Бросьте нам его сердце, или Они хотят человечины 2
Михаил Монастырский
В биологии понятия «людоед» и «каннибал» не тождественны. Людоед – всякое животное, поедающее человека. Вопрос о причинах, вызывающих людоедство, не разъяснён вполне и по настоящее время. А вот что касается зрелищ – тут всё ясно!
Прошёл тяжелейший год в жизни Ассоль с тех пор, как она подписала в кабинете у Нелли тот проклятый договор. Тогда она впервые узнала, что в современном реальном мире, а не в кино, некоторые люди с большим удовольствием едят других людей, доведённых сложившимися обстоятельствами до крайности, когда человек добровольно готов отдать всего себя или часть своего тела для приготовления фирменного блюда в ресторане "Съедобный брат". Эта новость, из уст Нелли, была для Ассоль невообразимой и просто убийственной.
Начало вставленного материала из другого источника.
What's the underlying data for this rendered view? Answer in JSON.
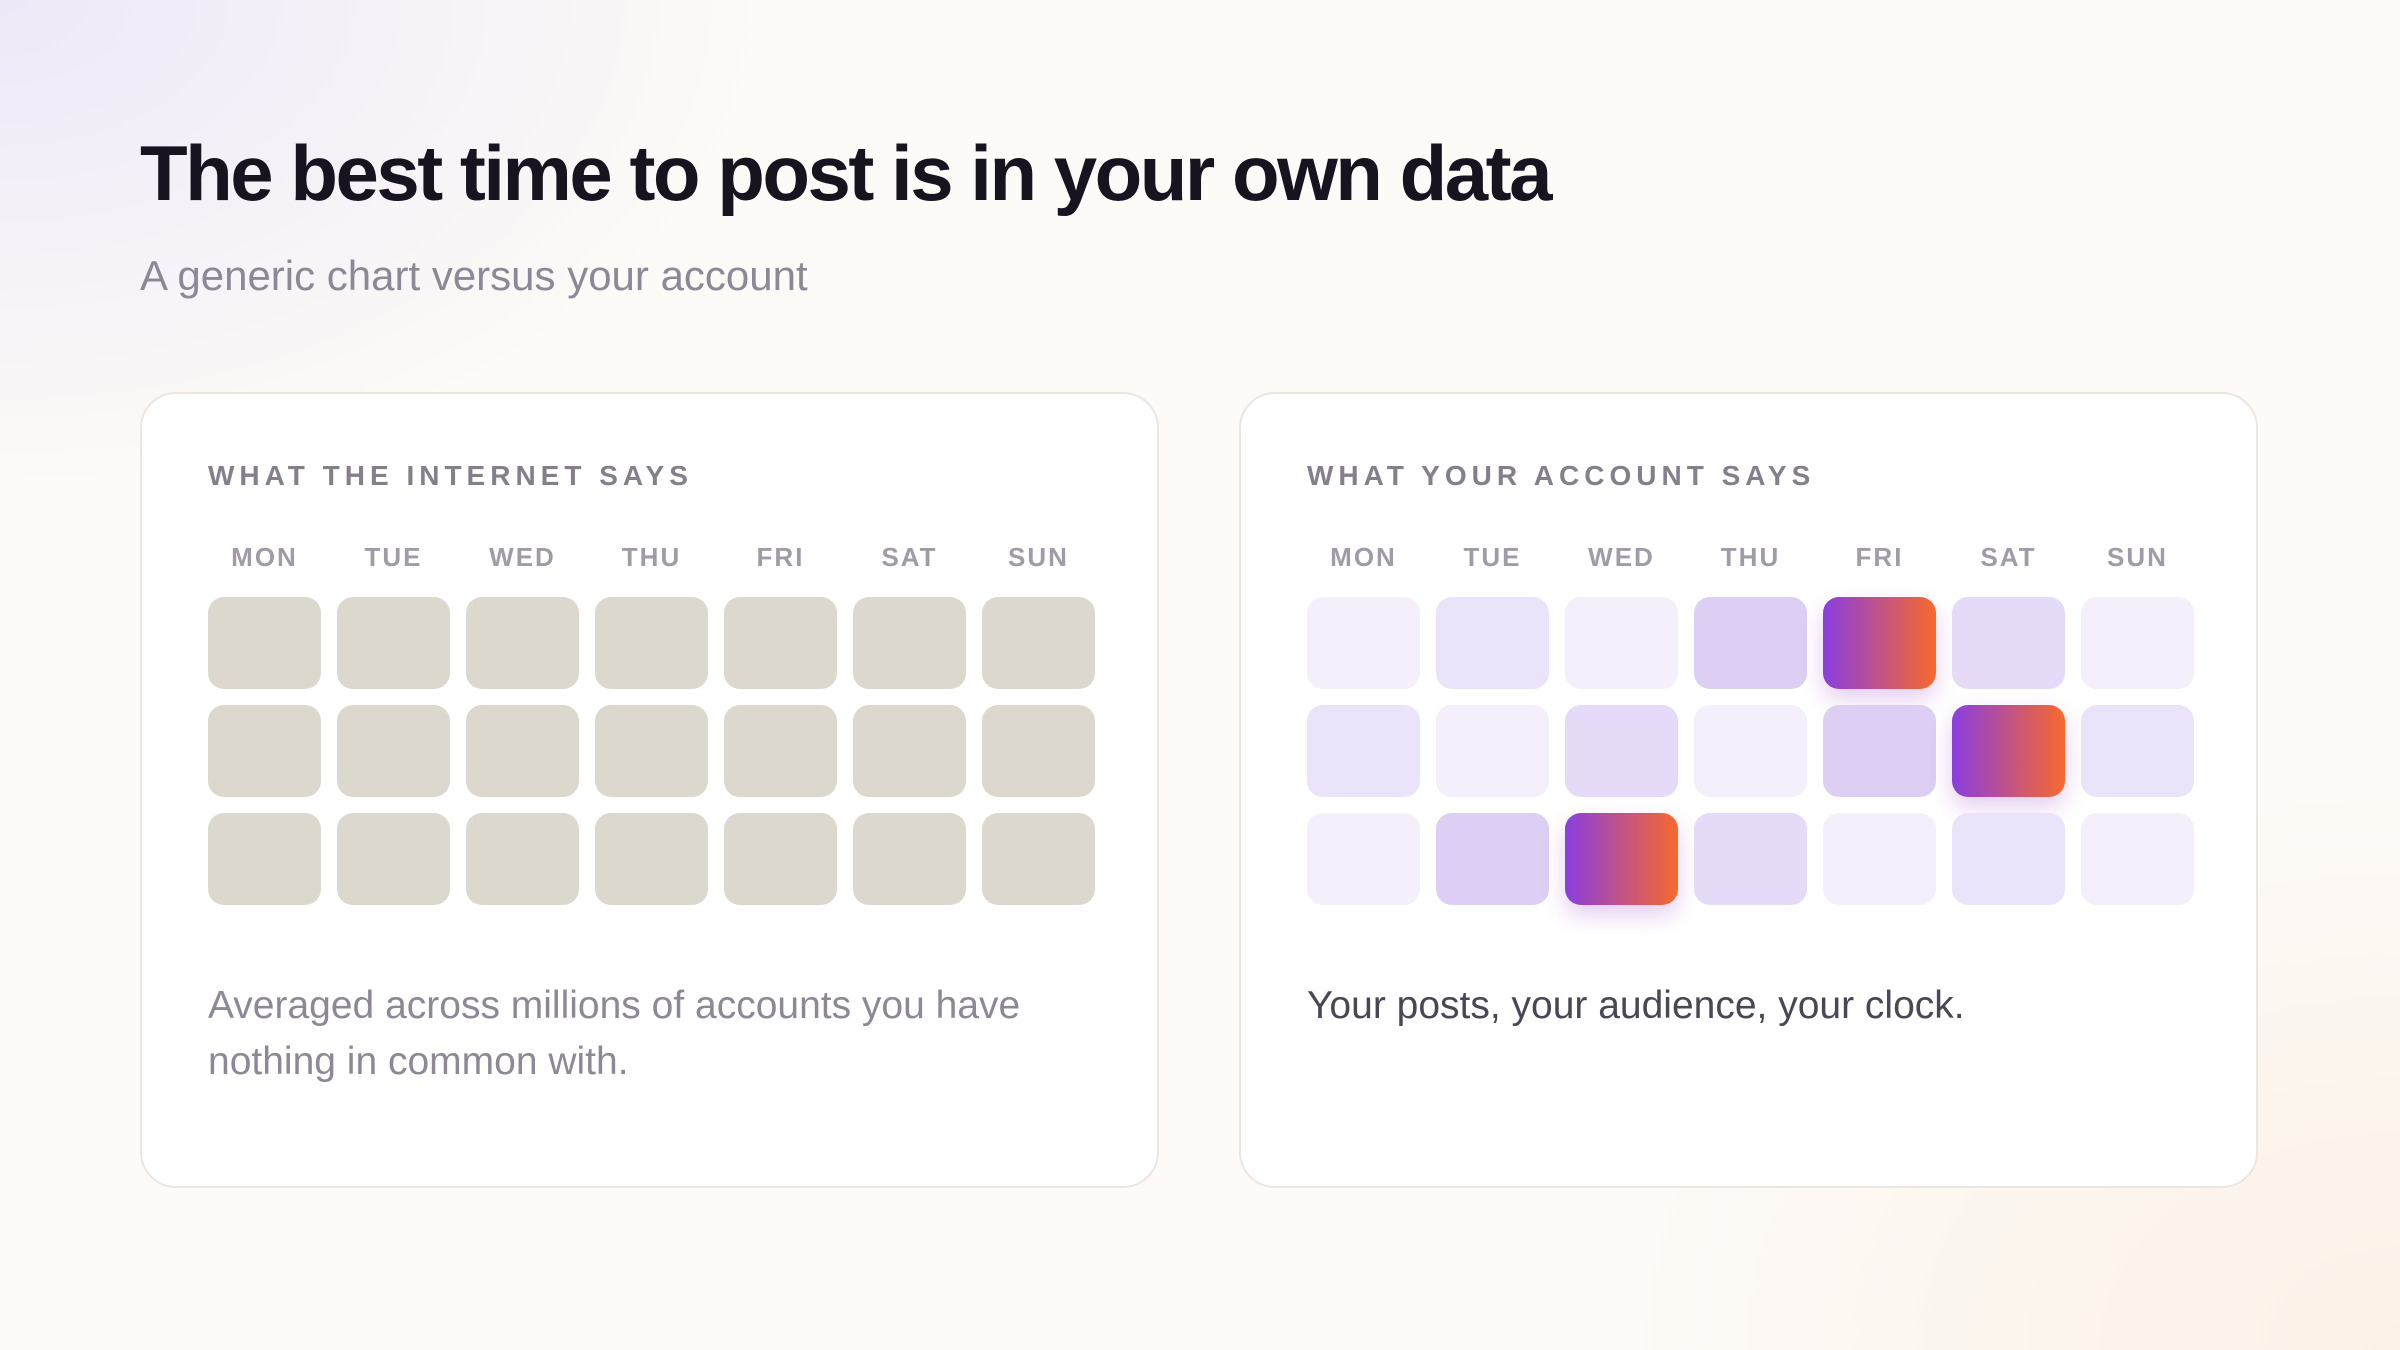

Она ясно помнила тот кошмарный день и тот до жути честный, до боли отрезвляющий, раздирающий ей душу, вывернувший мир наизнанку разговор с хозяйкой ресторана. Тогда их беседа, как и сама Нелли, казались самым-самым страшным сном. Ассоль хотела скорее проснуться, но она не спала.
Как они обсудили, расписанные в договоре условия, через три дня, Неллей подкормленные деньжатами пластические хирурги одного из госпиталей, аккуратненько вырезали у Ассоль обе груди, которые в тот же вечер были приготовлены лично шеф-поваром ресторана, и искусно поданы на стол, как эксклюзивное блюдо, постоянным клиентам – шайке миллионеров, отмечающих мальчишник.
Через полгода Нелли, как и обещала своей юной и сразу приглянувшейся ей клиентке Ассоль, помогла недорого договориться насчёт имплантов, вернув её внешний вид. Только она не смогла воскресить ей единственного годовалого сына, сумевшего прожить после операции на сердце не более двух месяцев. Но этого Нелли и не обещала. Она решила её вопрос, выручив деньгами, на тот момент необходимыми для спасения малыша, ради которого и началась эта история. Утрата сына, потеря веры в жизнь, разрушение картины мира, сформированное за двадцать пять лет жизни, целиком и полностью изменили Ассоль за полгода. Звериная злость и неутолимая ничем жажда мести навечно растворились, будто ядовитые лекарства, в крови Ассоль. А, её скорбь, как раскалённый металл, прожгла на сердце клеймо, постоянно напоминающее о пережитом.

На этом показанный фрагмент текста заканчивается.